Of course the next layer is your end users, educating users to never open unknown attachments is always very important. This is always hit and miss depending on your company’s attitude towards IT (and how strict your company has been with enforcing use policies). This is of course the most effective long-term solution, but may be unrealistic.

Group Policy Objects to enforce to hopefully block CryptoLocker.

Update

See an updated list of SRPs here.

The final layer that you’ll have control over is catching CryptoLocker before it can do it’s damage. So far the only effective method has been to disallow applications from running from the user’s AppData folder. While this is an acceptable short-term solution, I would not be surprised to see variants of CryptoLocker finding random locations to execute from and picking one, making it impossible to stop it via this method.

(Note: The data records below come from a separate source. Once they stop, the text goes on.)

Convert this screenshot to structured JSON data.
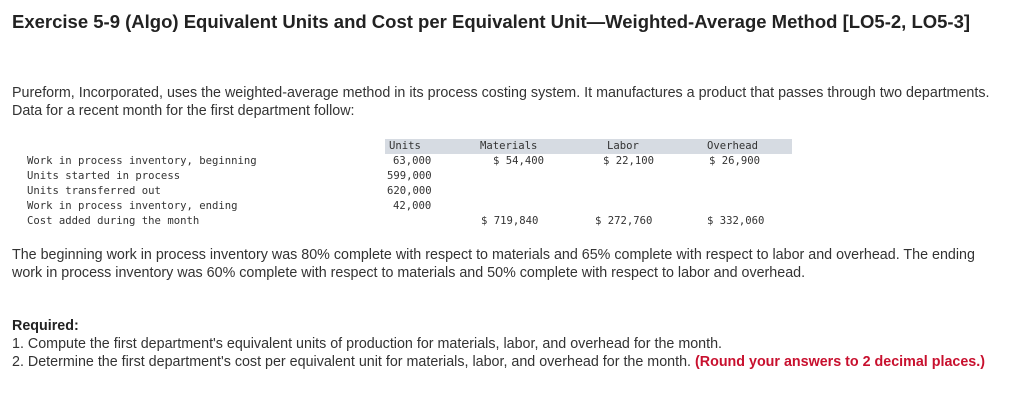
{
  "title": "Exercise 5-9 (Algo) Equivalent Units and Cost per Equivalent Unit—Weighted-Average Method [LO5-2, LO5-3]",
  "intro": "Pureform, Incorporated, uses the weighted-average method in its process costing system. It manufactures a product that passes through two departments. Data for a recent month for the first department follow:",
  "table": {
    "headers": {
      "units": "Units",
      "materials": "Materials",
      "labor": "Labor",
      "overhead": "Overhead"
    },
    "rows": [
      {
        "label": "Work in process inventory, beginning",
        "units": "63,000",
        "materials": "$ 54,400",
        "labor": "$ 22,100",
        "overhead": "$ 26,900"
      },
      {
        "label": "Units started in process",
        "units": "599,000"
      },
      {
        "label": "Units transferred out",
        "units": "620,000"
      },
      {
        "label": "Work in process inventory, ending",
        "units": "42,000"
      },
      {
        "label": "Cost added during the month",
        "materials": "$ 719,840",
        "labor": "$ 272,760",
        "overhead": "$ 332,060"
      }
    ]
  },
  "completion_text": "The beginning work in process inventory was 80% complete with respect to materials and 65% complete with respect to labor and overhead. The ending work in process inventory was 60% complete with respect to materials and 50% complete with respect to labor and overhead.",
  "required": {
    "label": "Required:",
    "item1": "1. Compute the first department's equivalent units of production for materials, labor, and overhead for the month.",
    "item2": "2. Determine the first department's cost per equivalent unit for materials, labor, and overhead for the month.",
    "item2_note": "(Round your answers to 2 decimal places.)"
  }
}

Of course with antivirus definitions catching up over the past couple days, we may see the malware creator take his winnings and go home, so keep those definitions up to date and buckle down and hope for no more variations that’ll slip past.

Also, for those that are really brave, there are 3rd party applications like CryptoPrevent, I haven’t heard anything good or bad about these tools, so investigate at your own risk.

Protecting Yourself In The Event Of An Infection

As you might have guessed, the above methods don’t seem that certain to prevent an infection, and it’s an unfortunate reality of this virus (at least for the time being), so the best we can do is have a strong recovery plan in place. Always stick with the basic 3-2-1 backup rule:

• 3 copies
• 2 different types of media
• 1 offsite/offline

Make sure you have a solid server backup solution (VSS snapshots on Windows have shown to work well as one of these copies), confirm it’s running, run some restoration tests to make sure your backups are in good condition and you can restore promptly in the event of an emergency. If restoring your file server from your cloud backup provider is going to take two weeks now is a good time to consider another backup solution that’ll cut that recovery time in the event of CrypoLocker. Make sure that either all users are storing their files off of their machines (folder redirection, offline files, etc.) or make sure you have a solid client backup solution on-site (I recommend CrashPlan PROe).